Anonymous Anonymous said...

Toujurs moi says I can only imagine.
"Poor bin almost got home where it yearned to be but then reaching almost was rejected for no fault of it's own. That is sad, poor little bin just wanted to come home. AWWWWwww
Come to me little bin and I wil claim you no matter your condition"

June 5, 2009 12:13 AM  
Blogger Tumble Fish Studio said...

Tace, were you wondering if someone had stolen me since it's been so long since I've visited? No, I know you've been keeping tabs on me and I've appreciated your caring happy-inducing comments. I would say I am so happy you are reunited with your receptacle but that doesn't seem to quite fit after reading the whole story. Do you write your address on your bins? We do. In big fat sharpy scribblings on five sides if you count the lid. Our's are "rented" from the city, though, and also have serial numbers so they can be tracked down if need be. Yeah, quite a racket the city has - you HAVE to pay for 3 receptacles - green, recycle, and trash. You can't provide your own. But at least there is no bin envy that might entice someone to upgrade with someone else's bin.

Well, I am off to try and start catching up on everyone's blogs and flickrs. Thank you, my friend, for always being there for me!

marsha

June 7, 2009 9:28 AM  
Blogger Tace said...

Toujours Moi, now you're just trying to make me feel guilty, waaaaaah. I already feel guilty, but seriously you do not know nor want to know how nasty this bin was. I suspect that the garbage men did not even empty it because we're supposed to use the city provided bins like Tumble Fish mentions in the next comment. Anyways I'd have to figure out how to dispose of the nastiness inside with out getting myself covered in it and all the lovely creepy crawlies that have now made it home on top of how to actually clean it because we rent after all and I don't feel comfortable just marching a huge container full of nasty liquid and whatnot out to the landlord's gardens to dump. waaaaaaaaaah, so, it's like a stalemate. They haven't taken it back and neither have we, not until I crack or they do...we shall see......

June 8, 2009 12:40 AM  
Blogger Tace said...

Ms. TumbleFish, glad to hear your bright happy virtual voice again! :) I should mention that we also have to use city provided bis, NOW, but a year or so ago we were still allowed to use our own bins. Oh the drama of the disposal system.
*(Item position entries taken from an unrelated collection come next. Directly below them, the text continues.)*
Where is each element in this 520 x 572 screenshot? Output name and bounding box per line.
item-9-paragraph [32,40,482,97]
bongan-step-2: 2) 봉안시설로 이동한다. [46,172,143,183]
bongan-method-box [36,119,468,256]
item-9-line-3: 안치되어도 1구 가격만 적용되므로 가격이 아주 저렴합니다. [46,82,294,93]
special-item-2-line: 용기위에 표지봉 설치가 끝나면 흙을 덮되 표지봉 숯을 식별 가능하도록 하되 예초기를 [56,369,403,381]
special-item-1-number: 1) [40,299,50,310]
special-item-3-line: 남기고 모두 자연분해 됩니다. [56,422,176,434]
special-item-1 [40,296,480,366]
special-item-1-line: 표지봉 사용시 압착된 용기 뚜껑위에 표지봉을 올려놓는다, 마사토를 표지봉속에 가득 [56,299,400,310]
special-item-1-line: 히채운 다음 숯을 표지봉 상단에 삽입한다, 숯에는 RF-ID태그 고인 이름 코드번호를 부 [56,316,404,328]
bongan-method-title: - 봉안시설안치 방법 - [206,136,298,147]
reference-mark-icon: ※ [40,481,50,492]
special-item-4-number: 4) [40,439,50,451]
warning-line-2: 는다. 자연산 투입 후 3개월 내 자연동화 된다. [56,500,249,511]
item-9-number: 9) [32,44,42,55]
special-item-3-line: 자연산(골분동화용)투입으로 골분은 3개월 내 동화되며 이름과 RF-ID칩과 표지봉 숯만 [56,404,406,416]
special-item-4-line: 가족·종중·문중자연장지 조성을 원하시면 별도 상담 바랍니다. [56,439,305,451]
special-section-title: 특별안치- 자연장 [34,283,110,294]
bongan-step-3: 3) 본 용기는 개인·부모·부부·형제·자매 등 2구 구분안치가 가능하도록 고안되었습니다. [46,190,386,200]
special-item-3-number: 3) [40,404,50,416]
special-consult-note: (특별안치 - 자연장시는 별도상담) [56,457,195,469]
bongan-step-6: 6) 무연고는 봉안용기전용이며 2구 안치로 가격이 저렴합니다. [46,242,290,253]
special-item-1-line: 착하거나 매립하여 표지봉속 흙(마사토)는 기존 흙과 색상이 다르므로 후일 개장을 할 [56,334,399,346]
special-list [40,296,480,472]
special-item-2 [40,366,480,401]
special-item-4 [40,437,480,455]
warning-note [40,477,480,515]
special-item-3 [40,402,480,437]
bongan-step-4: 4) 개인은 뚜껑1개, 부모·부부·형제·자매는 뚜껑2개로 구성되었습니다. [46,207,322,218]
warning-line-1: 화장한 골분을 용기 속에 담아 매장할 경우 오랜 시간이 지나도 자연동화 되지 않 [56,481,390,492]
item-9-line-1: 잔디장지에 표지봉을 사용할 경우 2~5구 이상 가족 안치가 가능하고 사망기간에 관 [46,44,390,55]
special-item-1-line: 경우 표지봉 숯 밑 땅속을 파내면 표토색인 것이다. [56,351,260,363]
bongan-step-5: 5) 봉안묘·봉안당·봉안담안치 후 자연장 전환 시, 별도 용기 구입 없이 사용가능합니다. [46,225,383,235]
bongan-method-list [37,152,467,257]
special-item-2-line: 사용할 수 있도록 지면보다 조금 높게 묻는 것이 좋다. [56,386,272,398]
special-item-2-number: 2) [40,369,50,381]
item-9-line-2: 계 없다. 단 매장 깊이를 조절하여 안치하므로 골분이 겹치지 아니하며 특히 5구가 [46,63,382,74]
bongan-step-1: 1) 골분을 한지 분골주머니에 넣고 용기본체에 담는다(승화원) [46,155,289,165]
There should be a soap opera....seriously, the passions and tales woven just beneath the seamy underbelly of waste disposal-ry and the people who do it and the people who pay for it. Whoo man, hot stuff. :D

June 8, 2009 12:43 AM  
Blogger Tumble Fish Studio said...

Oh, I feel a "have to think of a title" coming on . . . you know when you want to get an idea but it's just not there at that moment and so you put the idea to get an idea on the little "to do" list in your mind . . . so now as I am driving and showering and washing dishes and standing in line at the airport and trying not to think of crashing while I'm in the airplane this week, I will be trying to come up with a title worthy of sparking a trash inspired soap opera. Then you can write the script and we will pitch it to the networks and they will produce it only with the agreement that you occasionally make guest appearances and you will give me credit for my brilliant title and we will both become fabulously rich. My title will be so brilliant in fact, that I will become a successful title writer sought after the world over to name things like soap operas, movies, toothpaste, rose hybrids, stars and supernovas, people's yachts, restaurants, and infomercial products.

I'm off to get started. Glad you're there to make me and the rest of the world smile, Tace.